SQL Server 2000 makes manipulating XML a breeze. It added the FOR XML [RAW|AUTO|EXPLICIT] clause which allows you to convert result sets into several flavors of XML documents. In the same vein, OpenXML was a great step forward in helping with batch processing. For example, if you import 10,000 users into your database it’s more efficient to put them into an XML document and send it to SQL Server to parse and insert them all at once, rather that shove them one row at a time.
I’ve used XML features of SQL Server for over two years now and loved them. Today I ran into a weird issue which somehow evaded me all this time. I figured I’d research it and pass on a warning.
The Inside Scoop
I have a stored proc which does a simple SELECT and returns it as an XML fragment. The downside of using FOR XML EXPLICIT is that it doesn’t return a well-formed XML document, and Books Online explicitly warn you:
When you specify EXPLICIT mode, you must assume the responsibility for ensuring that the generated XML is well-formed and valid.
Knowing that I’m going to read an XML fragment as a string and wrap an opening and closing tag around it (<Tree>...</Tree>) I settled for ExecuteScalar.
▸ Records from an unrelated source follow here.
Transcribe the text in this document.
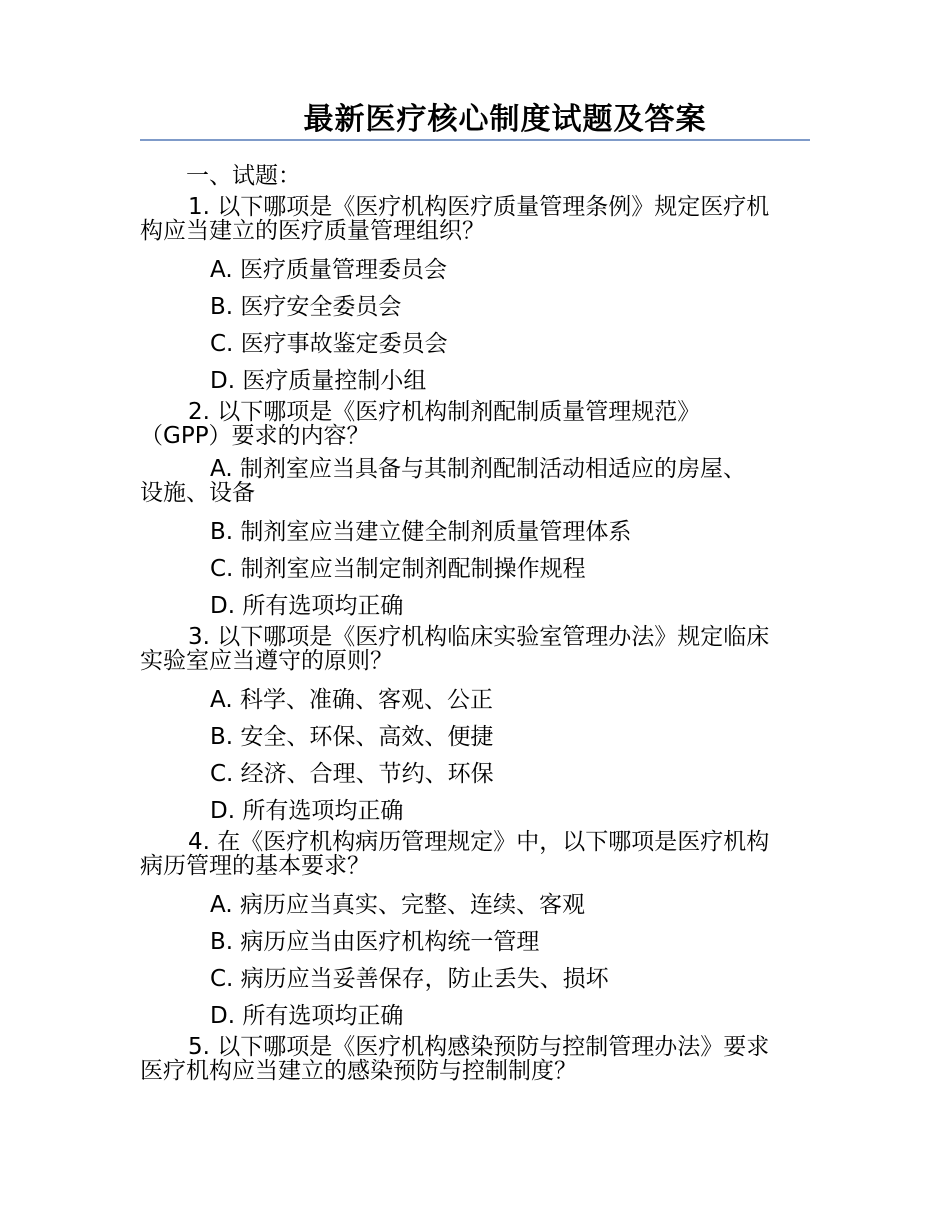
最新医疗核心制度试题及答案
一、试题：
1. 以下哪项是《医疗机构医疗质量管理条例》规定医疗机
构应当建立的医疗质量管理组织？
A. 医疗质量管理委员会
B. 医疗安全委员会
C. 医疗事故鉴定委员会
D. 医疗质量控制小组
2. 以下哪项是《医疗机构制剂配制质量管理规范》
（GPP）要求的内容？
A. 制剂室应当具备与其制剂配制活动相适应的房屋、
设施、设备
B. 制剂室应当建立健全制剂质量管理体系
C. 制剂室应当制定制剂配制操作规程
D. 所有选项均正确
3. 以下哪项是《医疗机构临床实验室管理办法》规定临床
实验室应当遵守的原则？
A. 科学、准确、客观、公正
B. 安全、环保、高效、便捷
C. 经济、合理、节约、环保
D. 所有选项均正确
4. 在《医疗机构病历管理规定》中，以下哪项是医疗机构
病历管理的基本要求？
A. 病历应当真实、完整、连续、客观
B. 病历应当由医疗机构统一管理
C. 病历应当妥善保存，防止丢失、损坏
D. 所有选项均正确
5. 以下哪项是《医疗机构感染预防与控制管理办法》要求
医疗机构应当建立的感染预防与控制制度？
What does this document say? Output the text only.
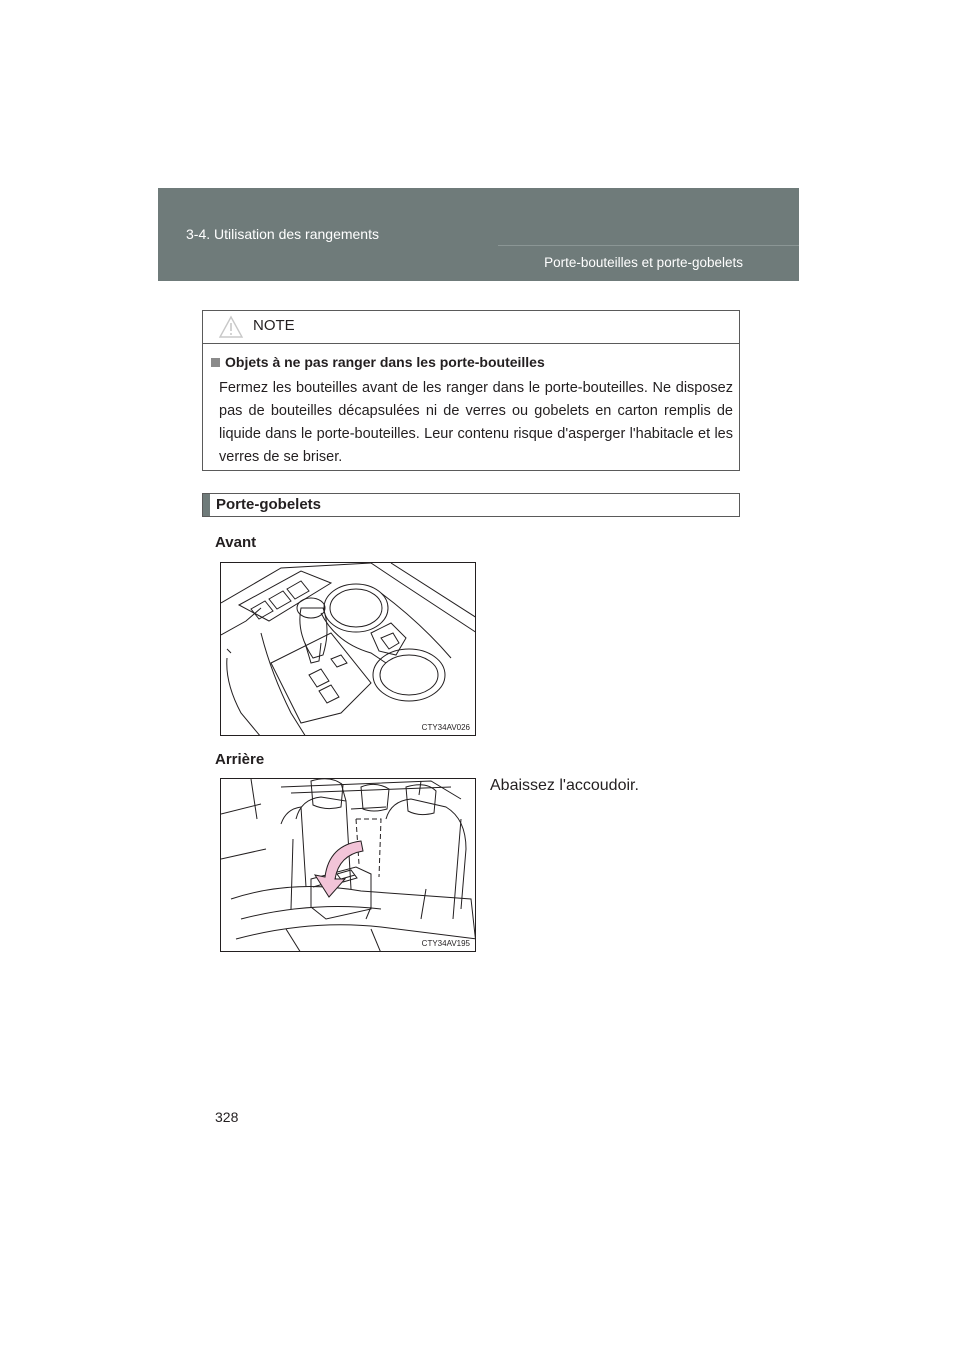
3-4. Utilisation des rangements
Porte-bouteilles et porte-gobelets
NOTE
Objets à ne pas ranger dans les porte-bouteilles
Fermez les bouteilles avant de les ranger dans le porte-bouteilles. Ne disposez pas de bouteilles décapsulées ni de verres ou gobelets en carton remplis de liquide dans le porte-bouteilles. Leur contenu risque d'asperger l'habitacle et les verres de se briser.
Porte-gobelets
Avant
CTY34AV026
Arrière
CTY34AV195
Abaissez l'accoudoir.
328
I was in for a big surprise when, on one particular live instance of our product, the XML string came back… truncated! Stepping through code with the debugger confirmed that the string was chopped at exactly 2,033 characters!
A quick search in Google groups turned up very little. Nobody had answers. And then I stumbled across a Microsoft’s KB article Q310378: XML Data Is Truncated When You Use SqlDataReader, and all of a sudden it became clear:
When you read Extensible Markup Language (XML) data from Microsoft SQL Server by using the SqlDataReader object, the XML in the first column of the first row is truncated at 2,033 characters. You expect all of the contents of the XML data to be contained in a single row and column.
This behavior occurs because, for XML results greater than 2,033 characters in length, SQL Server returns the XML in multiple rows of 2,033 characters each.
The keyword here is multiple. If you call ExecuteScalar you have no way of getting anything but the very first column of the very first row, so this method is a dead end.
Another KB article, Q316701: Use the ExecuteXmlReader Method of the SqlCommand Class in Visual C# .NET shows how to bypass this problem by reading in a loop until all rows are read. I ended up with this:
connection.Open ();
rdr = command.ExecuteXmlReader ();
rdr.Read ();
while (rdr.ReadState != ReadState.EndOfFile)
{
result += rdr.ReadOuterXml ();
}
rdr.Close ();
For greater efficiency I’d use a StringBuilder here to concatenate chunks of text.
Lessons Learned
- Don’t use
ExecuteScalar to read XML from SQL Server! Just don’t.
- If you read XML by hand (as shown above) read it in loops because it comes sliced 2,033 characters at a time.
Conclusion
Here’s something odd: I looked through Microsoft ADO.NET (Core Reference) and Applied XML Programming for Microsoft .NET and found no mention of this gotcha. This “little” issue is hardly documented in other books or on MSDN at all! Now, c’mon! This is the kind of warning I expect to see in books!